Ein Flugticket und 950 Euro in bar

Die Sachbearbeiterin machte ihm ein Angebot: Sie bot ihm an, das Flugticket nach Hause zu bezahlen, dazu 950 Euro in bar, auf die Hand. Mawlud überlegte nicht lange. Wenige Tage später saß er im Flugzeug von Düsseldorf nach Erbil, in seinen Händen ein Umschlag mit Scheinen.

Heute ist ihm seine Reise nach Deutschland peinlich. Die Flucht war teuer, 7.000 Dollar habe er insgesamt gezahlt. Sein Auto hat Mawlud dafür verkauft, einen Nissan Ultima. Jetzt kommt er mit dem Sammeltaxi zur Arbeit. Seine Freunde auf dem Basar lachen über ihn. „Von dem Geld hättest du hier ein halbes Jahr in die Disco gehen können“, sagen sie.

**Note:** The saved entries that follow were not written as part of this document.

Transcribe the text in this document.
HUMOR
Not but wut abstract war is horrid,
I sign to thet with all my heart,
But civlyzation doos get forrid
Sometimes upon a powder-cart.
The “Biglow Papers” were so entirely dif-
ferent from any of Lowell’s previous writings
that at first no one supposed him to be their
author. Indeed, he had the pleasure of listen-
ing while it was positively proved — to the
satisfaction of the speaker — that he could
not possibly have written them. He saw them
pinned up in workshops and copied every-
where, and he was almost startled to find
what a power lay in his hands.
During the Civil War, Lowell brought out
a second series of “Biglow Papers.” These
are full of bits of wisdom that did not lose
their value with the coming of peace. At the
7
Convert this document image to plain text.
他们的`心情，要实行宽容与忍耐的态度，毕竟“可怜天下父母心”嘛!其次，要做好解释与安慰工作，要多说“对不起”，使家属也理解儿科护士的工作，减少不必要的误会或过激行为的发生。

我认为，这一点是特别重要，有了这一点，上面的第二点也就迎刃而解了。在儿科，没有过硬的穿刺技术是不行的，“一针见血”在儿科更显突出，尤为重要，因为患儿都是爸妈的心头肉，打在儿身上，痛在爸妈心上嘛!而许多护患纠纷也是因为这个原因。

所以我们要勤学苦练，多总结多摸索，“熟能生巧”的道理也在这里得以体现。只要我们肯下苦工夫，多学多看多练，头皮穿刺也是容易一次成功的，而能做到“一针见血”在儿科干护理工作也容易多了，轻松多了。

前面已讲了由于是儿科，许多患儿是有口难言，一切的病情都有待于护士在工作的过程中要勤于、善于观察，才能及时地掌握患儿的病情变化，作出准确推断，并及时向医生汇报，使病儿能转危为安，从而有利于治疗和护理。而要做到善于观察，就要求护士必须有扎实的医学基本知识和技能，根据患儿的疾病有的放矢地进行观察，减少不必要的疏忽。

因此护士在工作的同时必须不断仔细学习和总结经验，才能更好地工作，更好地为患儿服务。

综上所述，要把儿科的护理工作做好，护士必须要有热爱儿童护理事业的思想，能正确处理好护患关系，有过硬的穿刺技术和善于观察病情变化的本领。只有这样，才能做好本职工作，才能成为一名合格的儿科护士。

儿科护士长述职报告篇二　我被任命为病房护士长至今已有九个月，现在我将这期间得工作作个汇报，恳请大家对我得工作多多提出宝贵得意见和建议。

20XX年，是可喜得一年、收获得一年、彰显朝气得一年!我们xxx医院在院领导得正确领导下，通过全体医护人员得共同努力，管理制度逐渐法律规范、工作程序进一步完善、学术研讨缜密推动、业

Aber Mawlud geht nicht in die Disco, er geht in die Moschee, fünf Mal am Tag. Jetzt, zum Abendgebet, geht er die Straße runter zur Moschee. Solange er weg ist, passt sein Freund Sarkawt Sadq auf, der am Stand nebenan arbeitet und Süßigkeiten verkauft. „Seit 3 Jahren bin ich in Erbil, seitdem kenne ich Gaylan“, sagt Sadq. Immer sei der unzufrieden, Sadq versteht das nicht.

Nach dem Abendgebet kommt Mawlud wieder und lehnt sich an eine Schaufensterpuppe. In Kurdistan macht er sich keine Hoffnung auf ein besseres Leben. Die kurdische Autonomieregierung sei korrupt, sie behandle die Bevölkerung nicht fair. Während sein Freund Sadq sich nervös umsieht, hat Mawlud keine Angst vor Mithörern. Im Irak gebe es keine Zukunft für ihn, sagt er. In Erbil könne jederzeit alles passieren. „Niemand hat den IS vorhergesagt. Und plötzlich war er da.“

Viele seiner Freunde denken darüber nach, nach Europa zu gehen. „Geht nicht nach Deutschland!“, sagt Mawlud ihnen. Sadq vom Marktstand nebenan hat er überzeugt. Mawlud sagt, auch er will wieder versuchen, nach Europa zu kommen. Wo er dann hin will, weiß er noch nicht. Nur nicht nach Deutschland.

Deutsch hat Mawlud nicht gelernt. Nur ein Wort fällt ihm noch ein: „Tschuldigung“, sagt er.